Coca-Cola HBC celebrates double digit percentage growth in sales and profits

Coca-Cola HBC celebrates double digit percentage growth in sales and profits

Boosted by the reopening of hospitality, Coca-Cola Hellenic Bottling Company (HBC) Northern Ireland, which operates from a 500,000 sq ft facility at Knockmore Hill, saw revenues rise by 15.5 per cent to £236.5 million last year.

That followed a difficult 2020, in which pandemic-year sales slipped by nearly 12 per cent to £204.7 million.

Pre-tax profit rose to £44.2m from the previous year (£33.2m), while on a bottom-line basis the company – which has had a presence in Northern Ireland for more than 80 years – banked £35.3m in profits, up from £28.8m previously.

But it also made an actuarial gain of more than £7.2m on the projections used to value its defined benefit pension obligations, bringing its total comprehensive income for the year (net of tax) to just shy of £42.8m.

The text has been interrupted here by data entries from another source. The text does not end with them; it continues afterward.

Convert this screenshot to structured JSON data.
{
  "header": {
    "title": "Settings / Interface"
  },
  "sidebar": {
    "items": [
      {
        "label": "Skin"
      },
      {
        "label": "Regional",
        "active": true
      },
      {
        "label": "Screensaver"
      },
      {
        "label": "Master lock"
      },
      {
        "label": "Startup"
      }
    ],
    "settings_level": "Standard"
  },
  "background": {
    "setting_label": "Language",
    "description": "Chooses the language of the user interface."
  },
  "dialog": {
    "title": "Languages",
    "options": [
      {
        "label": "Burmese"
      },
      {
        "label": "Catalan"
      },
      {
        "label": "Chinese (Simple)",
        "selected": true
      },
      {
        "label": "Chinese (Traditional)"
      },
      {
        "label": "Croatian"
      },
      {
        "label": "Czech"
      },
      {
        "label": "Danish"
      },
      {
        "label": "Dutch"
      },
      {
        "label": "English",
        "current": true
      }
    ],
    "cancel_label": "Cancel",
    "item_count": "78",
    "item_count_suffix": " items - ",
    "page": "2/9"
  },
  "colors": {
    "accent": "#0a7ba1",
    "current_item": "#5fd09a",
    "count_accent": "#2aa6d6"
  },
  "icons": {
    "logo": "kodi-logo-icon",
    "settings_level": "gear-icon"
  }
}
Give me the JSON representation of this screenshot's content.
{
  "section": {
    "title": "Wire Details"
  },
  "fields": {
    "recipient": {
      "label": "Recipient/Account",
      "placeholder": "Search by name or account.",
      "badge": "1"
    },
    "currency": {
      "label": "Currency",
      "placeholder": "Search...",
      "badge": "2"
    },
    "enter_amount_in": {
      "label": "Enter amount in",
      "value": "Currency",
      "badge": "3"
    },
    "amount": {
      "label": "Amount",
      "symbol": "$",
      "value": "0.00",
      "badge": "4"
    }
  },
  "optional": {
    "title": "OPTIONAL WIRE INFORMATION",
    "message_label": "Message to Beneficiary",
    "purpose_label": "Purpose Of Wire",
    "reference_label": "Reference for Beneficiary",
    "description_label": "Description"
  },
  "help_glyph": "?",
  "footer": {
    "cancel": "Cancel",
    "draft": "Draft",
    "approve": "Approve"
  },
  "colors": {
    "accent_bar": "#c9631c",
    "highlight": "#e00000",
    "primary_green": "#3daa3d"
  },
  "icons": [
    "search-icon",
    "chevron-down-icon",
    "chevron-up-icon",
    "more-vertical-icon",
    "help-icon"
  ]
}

Coca-Cola HBC is the authorised bottling partner to The Coca-Cola Company for the island of Ireland, responsible for the manufacture, distribution, sale and channel marketing of its non-alcoholic ready-to-drink beverage portfolio.

It produces global brands Coca-Cola, Coca-Cola Zero Sugar, Diet Coke, Fanta, Sprite, Appletiser, Schweppes and the 1783 range, as well as locally-owned brands Deep RiverRock, Deep RiverRock ViTAL and Fruice.

The company’s Lisburn payroll fell over the year from 450 to 420, with small job losses across all four of its employee divisions (production, distribution, administration and sales & marketing).

But total staff costs still rose by more than £2 million to £23.9m.

Its highest-paid director (general manager Miles Karemacher) had a slight reduction in his salary from £176,314 to £171,939.

In a statement with its accounts, the company said: “We performed ahead of expectations in 2021, impacted by the lifting of Covid-19 related government restrictions sooner than forecast.”

The directors also said they remain committed to “long-term creation of shareholder value by increasing our market share through organic growth, including new product innovations.”

Last year Coca-Cola HBC Northern Ireland became the first soft drinks producer in Ireland to move all its multi-pack cans to more sustainable cardboard solutions, helping it to move closer to its ‘World Without Waste’ vision by eliminating the use of more than 500 tonnes of shrink wrap plastic each year.

Combined with a £10m-plus investment in more recycled plastic and a reduction of plastic use overall, the company says it has reduced plastic usage by almost 5,000 tonnes annually since 2019.